Frozen poultry products from Tyson Foods Inc., the world's largest meat processor, were found to be contaminated with salmonella, the General Administration of Quality Supervision, Inspection and Quarantine said on its Web site Friday.

The agency said other imports barred by China included frozen chicken feet from Sanderson Farms, Inc. found to tainted with residue of an anti-parasite drug, as well as frozen pork ribs from Cargill Meat Solutions Corp. containing a leanness-enhancing feed additive.

A spokesman for Cargill denied the agency's claims, while officials at Tyson and Sanderson Farms were not immediately available to comment.

China's food and drug-safety record has come under scrutiny in recent months following the deaths of cats and dogs in the United States and Canada blamed on tainted Chinese pet food ingredients. Worries at home and around the world have heightened as a growing number of Chinese products are found tainted with dangerous levels of toxins and chemicals.

Beijing has taken significant steps in recent days to clean up its product safety record, including executing the former head of its drug regulation agency for taking bribes, and banning the use of a chemical found in antifreeze in the production of toothpaste.

Officials also have vowed to better integrate its fractured regulatory system, which currently splits responsibility among at least six agencies.

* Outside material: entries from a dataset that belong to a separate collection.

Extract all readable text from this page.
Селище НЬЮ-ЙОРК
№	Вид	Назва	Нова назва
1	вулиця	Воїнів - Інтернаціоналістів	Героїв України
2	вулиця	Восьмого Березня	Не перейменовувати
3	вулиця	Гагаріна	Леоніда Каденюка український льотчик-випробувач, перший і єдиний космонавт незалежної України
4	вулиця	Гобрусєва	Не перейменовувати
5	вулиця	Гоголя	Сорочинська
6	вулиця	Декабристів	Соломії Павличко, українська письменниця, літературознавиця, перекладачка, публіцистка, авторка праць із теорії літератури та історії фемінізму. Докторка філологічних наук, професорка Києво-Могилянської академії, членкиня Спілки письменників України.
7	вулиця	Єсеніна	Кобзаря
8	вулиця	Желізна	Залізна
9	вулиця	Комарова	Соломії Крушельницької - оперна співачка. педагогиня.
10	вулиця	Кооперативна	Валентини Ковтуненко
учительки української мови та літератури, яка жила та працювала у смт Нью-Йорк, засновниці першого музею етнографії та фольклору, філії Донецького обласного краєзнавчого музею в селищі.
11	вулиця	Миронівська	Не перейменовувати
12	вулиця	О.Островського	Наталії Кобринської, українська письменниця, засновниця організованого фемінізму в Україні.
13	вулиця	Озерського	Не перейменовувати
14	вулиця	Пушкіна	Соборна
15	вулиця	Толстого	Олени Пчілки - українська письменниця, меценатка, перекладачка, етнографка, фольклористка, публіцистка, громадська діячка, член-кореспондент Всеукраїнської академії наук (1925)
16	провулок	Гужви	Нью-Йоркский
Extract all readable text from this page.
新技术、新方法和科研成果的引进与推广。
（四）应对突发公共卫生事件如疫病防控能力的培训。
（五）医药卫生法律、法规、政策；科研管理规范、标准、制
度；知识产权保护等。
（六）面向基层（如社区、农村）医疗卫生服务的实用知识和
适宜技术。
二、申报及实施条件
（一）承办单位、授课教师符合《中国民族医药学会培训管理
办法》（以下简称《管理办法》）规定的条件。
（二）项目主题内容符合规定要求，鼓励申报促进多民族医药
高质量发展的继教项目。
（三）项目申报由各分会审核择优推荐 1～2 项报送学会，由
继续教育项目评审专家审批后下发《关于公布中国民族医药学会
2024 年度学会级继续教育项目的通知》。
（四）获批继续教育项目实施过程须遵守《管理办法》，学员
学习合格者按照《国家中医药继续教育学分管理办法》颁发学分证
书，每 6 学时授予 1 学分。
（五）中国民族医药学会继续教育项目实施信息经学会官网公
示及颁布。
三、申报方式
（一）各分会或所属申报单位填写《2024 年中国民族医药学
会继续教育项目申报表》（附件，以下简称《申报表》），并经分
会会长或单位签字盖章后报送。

The blurred lines often enable the country's countless illegal operations to escape detection.

As China works to improve its food safety conditions, authorities also have prominently announced rejections of imports, apparently to turn the tables on critics and show it is not the only country with food export safety problems.

It was not clear whether the latest import bans covered only the products in question or if they extended to all of the companies' imports. A duty officer at the AQSIQ on Saturday said he did not know any details.

Mark Klein, a spokesman for Minneapolis-based Cargill Inc., disputed the Chinese inspectors' findings and said the company hoped to resolve the issue by working with U.S. and Chinese officials.

"We're proud of our products and our processes, and we'll be delighted to talk about them with all concerned," he said.

Cargill is the parent company of Wichita, Kansas-based Cargill Meat Solutions Corp., the second-largest beef processor in the U.S.

Messages seeking comment were left with two spokesmen for Springdale, Ark.-based Tyson. A voicemail seeking comment was left at Laurel, Miss.-based Sanderson Farms Inc.

Beijing has previously rejected shipments of substandard orange pulp, dried apricots, raisins and health supplements from the U.S.